Question

If one of the roots of the equation $2{x^2} - 6x + k = 0$ is $(\alpha + 5i)/2$ , then the values of $\alpha $ and $k$ are
A.$\alpha = 3,k = 8$
B.$\alpha = \dfrac{3}{2},k = 17$
C.$\alpha = 2,k = 16$
D.$\alpha = 3,k = 17$

Answer 1

Hint: Here we will standard quadratic equation and the sum of the roots and product of the roots formula. Follow step by step approach first sum of the roots, product of roots and then place the values in the given conditions and simplify accordingly.

Complete step-by-step answer:
Let us consider the general form of the quadratic equation.
$a{x^2} + bx + c = 0$
Compare the standard equation with the given equation – $2{x^2} - 6x + k = 0$ .....(A)
$
   \Rightarrow a = 2 \\
   \Rightarrow b = - 6 \\
   \Rightarrow c = k \\
 $
Given that one of the root is $ = \dfrac{{\alpha + 5i}}{2}$
Since the conjugate roots are always in pairs.
We get other root $ = \dfrac{{\alpha - 5i}}{2}$
Now, sum of the root is $ = \dfrac{{ - b}}{a}$
Place values by using equation (A)
Sum of the root is $ = \dfrac{{ - ( - 6)}}{2}$
Product of minus into minus gives plus and simplify
Sum of the root is $ = \dfrac{6}{2} = 3$
Now, place the values of roots in the above equation –
$\dfrac{{\alpha + 5i}}{2} + \dfrac{{\alpha - 5i}}{2} = 3$
Simplify the above equation –
$\dfrac{{\alpha + 5i + \alpha - 5i}}{2} = 3$
Like terms with the opposite sign cancel each other and same signs add.
\[
  \dfrac{{\alpha + \alpha }}{2} = 3 \\
   \Rightarrow \dfrac{{2\alpha }}{2} = 3 \\
 \]
Same terms from the numerator and the denominator cancel each other.
$ \Rightarrow \alpha = 2\,{\text{ }}....{\text{ (B)}}$
Now, We know that product of roots is $\dfrac{c}{a} = \dfrac{k}{2}$
Place values of the given roots –
 $\left( {\dfrac{{\alpha + 5i}}{2}} \right)\left( {\dfrac{{\alpha - 5i}}{2}} \right) = \dfrac{k}{2}$
Simplify the above equation- by using the difference of two squares. $(a + b)(a - b) = {a^2} - {b^2}$
$\left( {\dfrac{{{\alpha ^2} - {{(5i)}^2}}}{4}} \right) = \dfrac{k}{2}$
Place the value of $\alpha $.
$ \Rightarrow \left( {\dfrac{{{3^2} - (25{i^2})}}{4}} \right) = \dfrac{k}{2}$
Also, ${i^2} = ( - 1)$
$ \Rightarrow \left( {\dfrac{{9 - (25( - 1))}}{4}} \right) = \dfrac{k}{2}$
Product of minus term and minus terms gives positive terms.
$ \Rightarrow \left( {\dfrac{{9 + (25)}}{4}} \right) = \dfrac{k}{2}$
Simplify the above equation-
$ \Rightarrow \left( {\dfrac{{34}}{4}} \right) = \dfrac{k}{2}$
Do-cross multiplication and simplify –
$ \Rightarrow \left( {\dfrac{{34}}{4}} \right) \times 2 = k$
Take common factors from the numerator and the denominator and remove them.
$
   \Rightarrow 17 = k \\
   \Rightarrow k = 17 \\
 $
Hence, from the given multiple choices – the option D is the correct answer.

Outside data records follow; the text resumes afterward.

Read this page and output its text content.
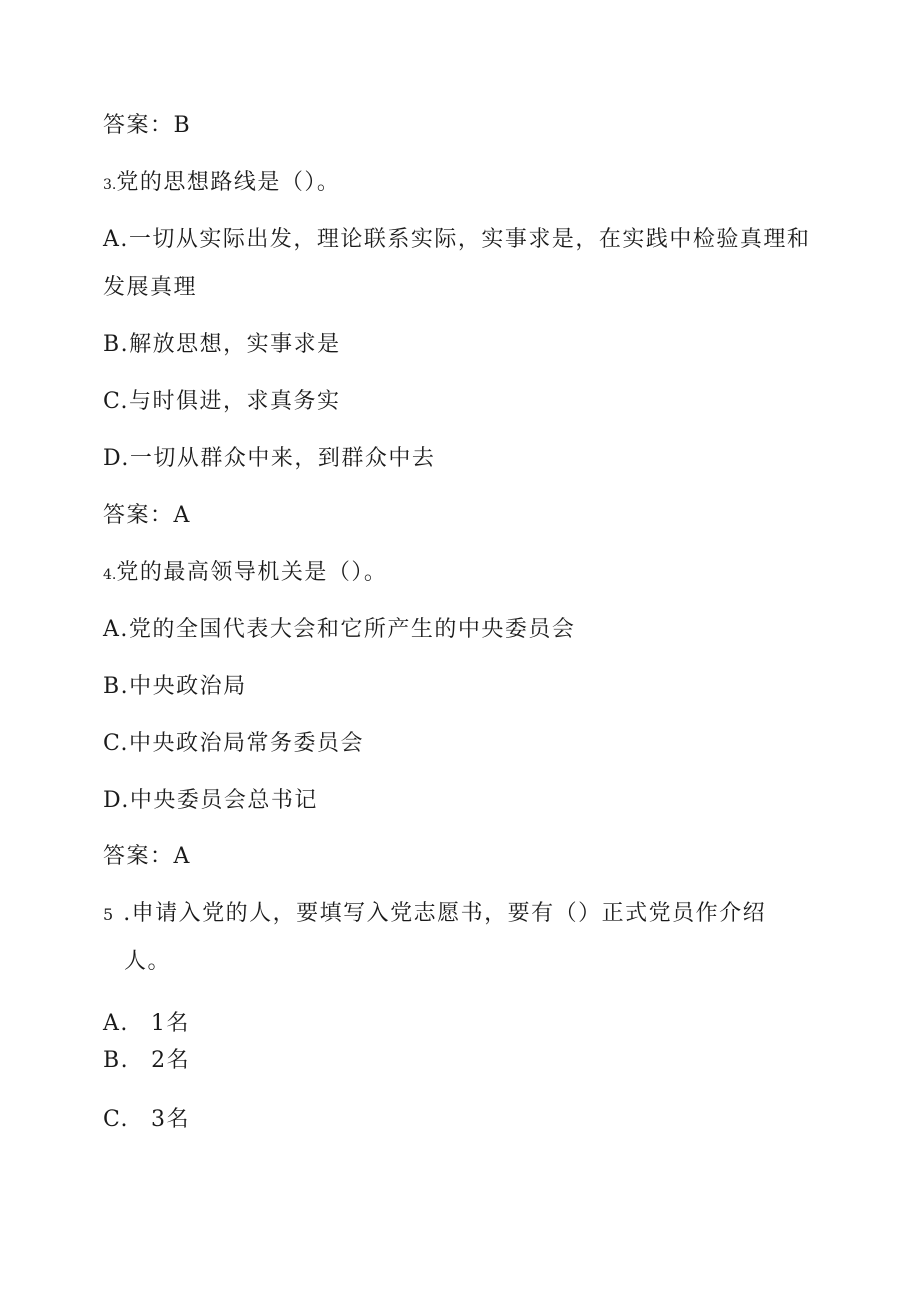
答案：B
3.党的思想路线是（）。
A.一切从实际出发，理论联系实际，实事求是，在实践中检验真理和
发展真理
B.解放思想，实事求是
C.与时俱进，求真务实
D.一切从群众中来，到群众中去
答案：A
4.党的最高领导机关是（）。
A.党的全国代表大会和它所产生的中央委员会
B.中央政治局
C.中央政治局常务委员会
D.中央委员会总书记
答案：A
5 .申请入党的人，要填写入党志愿书，要有（）正式党员作介绍
人。
A. 1名
B. 2名
C. 3名
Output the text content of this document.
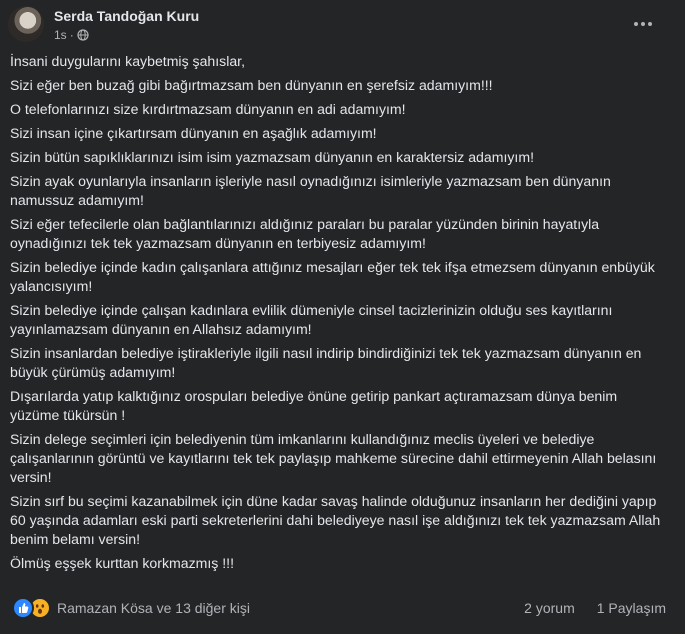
Serda Tandoğan Kuru
1s ·

İnsani duygularını kaybetmiş şahıslar,

Sizi eğer ben buzağ gibi bağırtmazsam ben dünyanın en şerefsiz adamıyım!!!

O telefonlarınızı size kırdırtmazsam dünyanın en adi adamıyım!

Sizi insan içine çıkartırsam dünyanın en aşağlık adamıyım!

Sizin bütün sapıklıklarınızı isim isim yazmazsam dünyanın en karaktersiz adamıyım!

Sizin ayak oyunlarıyla insanların işleriyle nasıl oynadığınızı isimleriyle yazmazsam ben dünyanın namussuz adamıyım!

Sizi eğer tefecilerle olan bağlantılarınızı aldığınız paraları bu paralar yüzünden birinin hayatıyla oynadığınızı tek tek yazmazsam dünyanın en terbiyesiz adamıyım!

Sizin belediye içinde kadın çalışanlara attığınız mesajları eğer tek tek ifşa etmezsem dünyanın enbüyük yalancısıyım!

Sizin belediye içinde çalışan kadınlara evlilik dümeniyle cinsel tacizlerinizin olduğu ses kayıtlarını yayınlamazsam dünyanın en Allahsız adamıyım!

Sizin insanlardan belediye iştirakleriyle ilgili nasıl indirip bindirdiğinizi tek tek yazmazsam dünyanın en büyük çürümüş adamıyım!

Dışarılarda yatıp kalktığınız orospuları belediye önüne getirip pankart açtıramazsam dünya benim yüzüme tükürsün !

Sizin delege seçimleri için belediyenin tüm imkanlarını kullandığınız meclis üyeleri ve belediye çalışanlarının görüntü ve kayıtlarını tek tek paylaşıp mahkeme sürecine dahil ettirmeyenin Allah belasını versin!

Sizin sırf bu seçimi kazanabilmek için düne kadar savaş halinde olduğunuz insanların her dediğini yapıp 60 yaşında adamları eski parti sekreterlerini dahi belediyeye nasıl işe aldığınızı tek tek yazmazsam Allah benim belamı versin!

Ölmüş eşşek kurttan korkmazmış !!!

Ramazan Kösa ve 13 diğer kişi	2 yorum 1 Paylaşım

Note: A quadratic equation is an equation of second degree, it means at least one of the terms is squared. Standard equation is $a{x^2} + bx + c = 0$ where a,b,and c are constant and “a” can never be zero and “x” is unknown. Always remember the standard equation and formula for the sum and product of the roots properly. Follow the given data and conditions carefully and simplify.